A mais recente derrocada entre
os vizinhos teve início em 2019, quando o ex-presidente de
esquerda Alberto Fernández assumiu o poder no momento em
que Jair Bolsonaro terminava seu primeiro ano de mandato no Palácio
do Planalto.
Desde então, houve apenas um
ano de trégua, no qual os aliados Fernández e Lula comandaram suas respectivas
nações simultaneamente. Mas, mesmo nesse período de desavenças políticas
iniciado há sete anos, nunca a relação entre Brasil e Argentina esteve em um
ponto tão baixo quanto nos últimos dias.
A tensão teve início em 25 de
julho, quando Milei chamou Lula de ladrão e presidiário durante o
lançamento da campanha de Flávio Bolsonaro (PL) em São
Paulo —um combo que uniu 1. ofensa ao presidente; 2. no evento de um adversário;
3. em solo nacional.
A convocação dos embaixadores
da Argentina e do Brasil no dia seguinte não foi suficiente, já que o
ultraliberal reafirmou os ataques no último domingo (2), em entrevista a uma
emissora argentina. Segundo membros do governo Lula, as relações se darão apenas
com os encarregados de negócios nos dois países enquanto os ataques
persistirem.
“Isso não tem precedente pelo
menos desde o século 19”, afirma Miriam Saraiva, professora de relações
internacionais da UERJ (Universidade do Estado do Rio de Janeiro). “Quando um
país fica sem embaixador, precisa negociar com o segundo escalão. A relação
fica mais limitada à manutenção do que já está em funcionamento, e iniciativas
novas não conseguem ir para frente.”
O ineditismo da medida não
significa que a convivência entre os dois países sempre tenha sido pacata. A
história dessa relação, aliás, é marcada por rivalidades até o começo dos anos
1980 —incluindo conflitos armados quando o Brasil era um império e a Argentina
ainda não havia se constituído como nação.

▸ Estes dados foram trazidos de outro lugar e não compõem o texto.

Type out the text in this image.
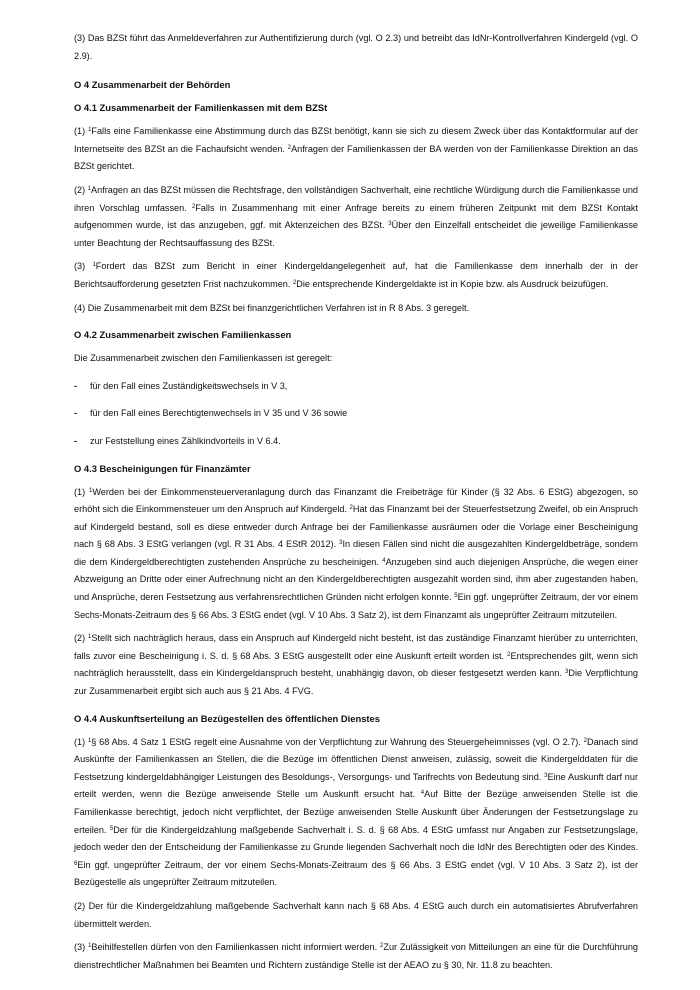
(3) Das BZSt führt das Anmeldeverfahren zur Authentifizierung durch (vgl. O 2.3) und betreibt das IdNr-Kontrollverfahren Kindergeld (vgl. O 2.9).

O 4 Zusammenarbeit der Behörden
O 4.1 Zusammenarbeit der Familienkassen mit dem BZSt

(1) $^1$Falls eine Familienkasse eine Abstimmung durch das BZSt benötigt, kann sie sich zu diesem Zweck über das Kontaktformular auf der Internetseite des BZSt an die Fachaufsicht wenden. $^2$Anfragen der Familienkassen der BA werden von der Familienkasse Direktion an das BZSt gerichtet.

(2) $^1$Anfragen an das BZSt müssen die Rechtsfrage, den vollständigen Sachverhalt, eine rechtliche Würdigung durch die Familienkasse und ihren Vorschlag umfassen. $^2$Falls in Zusammenhang mit einer Anfrage bereits zu einem früheren Zeitpunkt mit dem BZSt Kontakt aufgenommen wurde, ist das anzugeben, ggf. mit Aktenzeichen des BZSt. $^3$Über den Einzelfall entscheidet die jeweilige Familienkasse unter Beachtung der Rechtsauffassung des BZSt.

(3) $^1$Fordert das BZSt zum Bericht in einer Kindergeldangelegenheit auf, hat die Familienkasse dem innerhalb der in der Berichtsaufforderung gesetzten Frist nachzukommen. $^2$Die entsprechende Kindergeldakte ist in Kopie bzw. als Ausdruck beizufügen.

(4) Die Zusammenarbeit mit dem BZSt bei finanzgerichtlichen Verfahren ist in R 8 Abs. 3 geregelt.

O 4.2 Zusammenarbeit zwischen Familienkassen

Die Zusammenarbeit zwischen den Familienkassen ist geregelt:

- für den Fall eines Zuständigkeitswechsels in V 3,
- für den Fall eines Berechtigtenwechsels in V 35 und V 36 sowie
- zur Feststellung eines Zählkindvorteils in V 6.4.
O 4.3 Bescheinigungen für Finanzämter

(1) $^1$Werden bei der Einkommensteuerveranlagung durch das Finanzamt die Freibeträge für Kinder (§ 32 Abs. 6 EStG) abgezogen, so erhöht sich die Einkommensteuer um den Anspruch auf Kindergeld. $^2$Hat das Finanzamt bei der Steuerfestsetzung Zweifel, ob ein Anspruch auf Kindergeld bestand, soll es diese entweder durch Anfrage bei der Familienkasse ausräumen oder die Vorlage einer Bescheinigung nach § 68 Abs. 3 EStG verlangen (vgl. R 31 Abs. 4 EStR 2012). $^3$In diesen Fällen sind nicht die ausgezahlten Kindergeldbeträge, sondern die dem Kindergeldberechtigten zustehenden Ansprüche zu bescheinigen. $^4$Anzugeben sind auch diejenigen Ansprüche, die wegen einer Abzweigung an Dritte oder einer Aufrechnung nicht an den Kindergeldberechtigten ausgezahlt worden sind, ihm aber zugestanden haben, und Ansprüche, deren Festsetzung aus verfahrensrechtlichen Gründen nicht erfolgen konnte. $^5$Ein ggf. ungeprüfter Zeitraum, der vor einem Sechs-Monats-Zeitraum des § 66 Abs. 3 EStG endet (vgl. V 10 Abs. 3 Satz 2), ist dem Finanzamt als ungeprüfter Zeitraum mitzuteilen.

(2) $^1$Stellt sich nachträglich heraus, dass ein Anspruch auf Kindergeld nicht besteht, ist das zuständige Finanzamt hierüber zu unterrichten, falls zuvor eine Bescheinigung i. S. d. § 68 Abs. 3 EStG ausgestellt oder eine Auskunft erteilt worden ist. $^2$Entsprechendes gilt, wenn sich nachträglich herausstellt, dass ein Kindergeldanspruch besteht, unabhängig davon, ob dieser festgesetzt werden kann. $^3$Die Verpflichtung zur Zusammenarbeit ergibt sich auch aus § 21 Abs. 4 FVG.

O 4.4 Auskunftserteilung an Bezügestellen des öffentlichen Dienstes

(1) $^1$§ 68 Abs. 4 Satz 1 EStG regelt eine Ausnahme von der Verpflichtung zur Wahrung des Steuergeheimnisses (vgl. O 2.7). $^2$Danach sind Auskünfte der Familienkassen an Stellen, die die Bezüge im öffentlichen Dienst anweisen, zulässig, soweit die Kindergelddaten für die Festsetzung kindergeldabhängiger Leistungen des Besoldungs-, Versorgungs- und Tarifrechts von Bedeutung sind. $^3$Eine Auskunft darf nur erteilt werden, wenn die Bezüge anweisende Stelle um Auskunft ersucht hat. $^4$Auf Bitte der Bezüge anweisenden Stelle ist die Familienkasse berechtigt, jedoch nicht verpflichtet, der Bezüge anweisenden Stelle Auskunft über Änderungen der Festsetzungslage zu erteilen. $^5$Der für die Kindergeldzahlung maßgebende Sachverhalt i. S. d. § 68 Abs. 4 EStG umfasst nur Angaben zur Festsetzungslage, jedoch weder den der Entscheidung der Familienkasse zu Grunde liegenden Sachverhalt noch die IdNr des Berechtigten oder des Kindes. $^6$Ein ggf. ungeprüfter Zeitraum, der vor einem Sechs-Monats-Zeitraum des § 66 Abs. 3 EStG endet (vgl. V 10 Abs. 3 Satz 2), ist der Bezügestelle als ungeprüfter Zeitraum mitzuteilen.

(2) Der für die Kindergeldzahlung maßgebende Sachverhalt kann nach § 68 Abs. 4 EStG auch durch ein automatisiertes Abrufverfahren übermittelt werden.

(3) $^1$Beihilfestellen dürfen von den Familienkassen nicht informiert werden. $^2$Zur Zulässigkeit von Mitteilungen an eine für die Durchführung dienstrechtlicher Maßnahmen bei Beamten und Richtern zuständige Stelle ist der AEAO zu § 30, Nr. 11.8 zu beachten.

Mais recentemente, no século 20, as disputas se davam principalmente pela influência regional. “No início do século 20, por exemplo, houve a chamada Crise dos Encouraçados, a compra de armamentos navais por Argentina e Brasil que quase incorreu no risco de uma corrida armamentista entre os dois países”, diz Tullo Vigevani, cientista político e professor da Unesp (Universidade Estadual Paulista).